Грегор приближаться не собирался.
«Разве вы не знаете, — сказал человек с белыми губами, — что над этим городом властвует чума?»
И, не дожидаясь ответа, продолжил.
«Я умираю молодым, — сказал он. — И я этого всегда хотел. Но стыдно умирать так».
Блауманн:
Embarrassingly graceless dying. Неловко умирающая смерть.
Тот пересел ближе и взглянул на Грегора своими ввалившимися глазами. Рукой провел по редким волосам.
Блауманн:
Смерть убийственно пуста. Смерть — это пустое насилие вечности.
«Для меня теперь только постель, — произнес он. — Пойду и лягу. Повернусь лицом к стене, и больше не буду удерживать в себе жизнь. Никогда больше не обернусь».
Когда Грегор возле витрины «Мейсис» оглянулся, то увидел, что зараженный чумой закурил новую сигарету. Поднял воротник и отступил обратно в темноту.
Мэг и Фред как раз уходили. Он пойдет с ними поужинать на скорую руку? Нет, он ляжет спать. — Спать? — С удивлением переспросила Мэг, которая никогда не спала.
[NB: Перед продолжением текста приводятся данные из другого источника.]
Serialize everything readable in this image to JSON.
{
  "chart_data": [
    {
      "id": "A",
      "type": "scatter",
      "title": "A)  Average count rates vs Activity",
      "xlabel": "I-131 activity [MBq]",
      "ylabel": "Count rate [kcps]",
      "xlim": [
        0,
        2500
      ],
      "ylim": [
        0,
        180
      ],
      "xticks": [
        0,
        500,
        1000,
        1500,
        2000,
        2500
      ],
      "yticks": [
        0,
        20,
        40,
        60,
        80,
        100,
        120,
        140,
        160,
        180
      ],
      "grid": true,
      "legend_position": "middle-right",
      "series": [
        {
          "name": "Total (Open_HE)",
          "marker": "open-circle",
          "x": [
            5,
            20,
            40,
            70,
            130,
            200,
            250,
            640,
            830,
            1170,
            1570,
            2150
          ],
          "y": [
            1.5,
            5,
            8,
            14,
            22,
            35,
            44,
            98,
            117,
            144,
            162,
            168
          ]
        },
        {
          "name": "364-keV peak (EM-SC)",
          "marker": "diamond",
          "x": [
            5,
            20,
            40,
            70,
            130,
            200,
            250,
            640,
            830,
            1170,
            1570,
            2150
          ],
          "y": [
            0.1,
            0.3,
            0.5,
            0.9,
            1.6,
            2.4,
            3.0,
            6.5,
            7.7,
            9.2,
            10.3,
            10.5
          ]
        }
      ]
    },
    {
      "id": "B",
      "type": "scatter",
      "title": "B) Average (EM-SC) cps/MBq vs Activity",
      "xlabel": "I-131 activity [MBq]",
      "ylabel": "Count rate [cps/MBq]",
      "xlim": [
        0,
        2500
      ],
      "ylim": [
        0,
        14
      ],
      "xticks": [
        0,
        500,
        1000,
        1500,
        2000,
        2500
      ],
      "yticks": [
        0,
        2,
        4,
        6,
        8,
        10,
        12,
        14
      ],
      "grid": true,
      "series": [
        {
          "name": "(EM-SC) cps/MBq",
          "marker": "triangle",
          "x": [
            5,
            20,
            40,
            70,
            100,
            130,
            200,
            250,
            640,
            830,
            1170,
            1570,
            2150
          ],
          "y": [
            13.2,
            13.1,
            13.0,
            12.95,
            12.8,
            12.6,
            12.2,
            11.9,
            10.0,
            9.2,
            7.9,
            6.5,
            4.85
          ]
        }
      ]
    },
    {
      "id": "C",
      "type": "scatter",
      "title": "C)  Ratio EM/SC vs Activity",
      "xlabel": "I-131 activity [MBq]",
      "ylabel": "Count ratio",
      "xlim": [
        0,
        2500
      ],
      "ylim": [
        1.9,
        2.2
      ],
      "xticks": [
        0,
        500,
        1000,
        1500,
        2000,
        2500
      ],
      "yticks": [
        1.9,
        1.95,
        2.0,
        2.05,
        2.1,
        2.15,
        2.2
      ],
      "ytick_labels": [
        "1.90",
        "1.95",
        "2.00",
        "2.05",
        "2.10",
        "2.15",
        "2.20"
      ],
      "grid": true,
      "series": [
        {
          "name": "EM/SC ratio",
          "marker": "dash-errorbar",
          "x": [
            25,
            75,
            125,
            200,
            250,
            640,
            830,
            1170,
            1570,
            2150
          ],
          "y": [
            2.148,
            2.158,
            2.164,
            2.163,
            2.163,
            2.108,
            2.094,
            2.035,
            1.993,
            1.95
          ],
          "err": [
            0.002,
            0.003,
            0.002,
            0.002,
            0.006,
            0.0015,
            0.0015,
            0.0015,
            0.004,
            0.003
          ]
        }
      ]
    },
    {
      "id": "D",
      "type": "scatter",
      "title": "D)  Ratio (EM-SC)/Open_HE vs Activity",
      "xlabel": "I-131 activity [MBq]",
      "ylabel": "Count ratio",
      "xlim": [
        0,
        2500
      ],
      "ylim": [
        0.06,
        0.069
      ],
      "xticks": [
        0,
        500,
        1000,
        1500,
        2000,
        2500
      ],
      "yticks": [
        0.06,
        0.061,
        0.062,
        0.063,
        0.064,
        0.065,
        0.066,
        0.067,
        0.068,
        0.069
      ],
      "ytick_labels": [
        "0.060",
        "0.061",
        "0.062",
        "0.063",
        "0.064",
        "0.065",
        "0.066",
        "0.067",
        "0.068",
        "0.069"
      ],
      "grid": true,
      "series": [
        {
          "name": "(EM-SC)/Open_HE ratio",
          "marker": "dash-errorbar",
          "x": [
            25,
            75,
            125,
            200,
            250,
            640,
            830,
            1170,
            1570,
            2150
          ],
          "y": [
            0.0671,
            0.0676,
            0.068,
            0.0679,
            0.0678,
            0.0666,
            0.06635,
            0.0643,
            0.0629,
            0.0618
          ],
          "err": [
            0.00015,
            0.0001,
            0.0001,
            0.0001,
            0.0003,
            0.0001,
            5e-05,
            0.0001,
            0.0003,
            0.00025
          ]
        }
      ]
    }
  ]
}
Он тащил эту женщину по лестнице. Он был в полицейской форме, задыхался от дыма, женщина оседала на его руках, под ногами бились языки пламени. Подумал, куда бы спрятать дорогие солнцезащитные очки, чтобы они не разбились. Улица внизу светилась огненными красками и завывала сиренами полицейских и пожарных машин. Снова полыхнул огонь, он решил, что протащит женщину сквозь пламя, может быть, слегка при этом опалив. Очки положил в карман штанов. Но женщина была больной и тяжелой и не могла передвигаться. Тут огонь начал обжигать ему глаза. Он вспомнил про очки и надел их. Теперь, чтобы спастись самому, ему следовало бы оставить женщину. Тут на лице старой, толстой, морщинистой негритянки начали проступать знакомые черты. По обеим сторонам носа появились складки, под глазами темные впадины. Трясущимися руками женщина тоже надела очки с толстыми стеклами, так что глаза за ними стали совсем маленькими. Это было знакомое, такое знакомое лицо. Он так на нее похож, сказал кто-то, на свою мать. Его лицо, ее лицо, знакомое лицо. Знакомая оправа с толстыми линзами. Тут огонь просвистел над их головами. Он оглянулся и посмотрел в зал: бросай ее, кричала публика, беги!
Открыл глаза, все еще чувствуя на лице теплое дыхание. На него смотрели горящие зеленые глаза. Возле головы стояла кошка и принюхивалась. Он спихнул ее с кровати и вскочил на ноги. — Вы становитесь скандалистами, — воскликнул он. Действуете мне на нервы. — Включил телевизор и большими глотками начал пить холодное, прямо из холодильника, молоко.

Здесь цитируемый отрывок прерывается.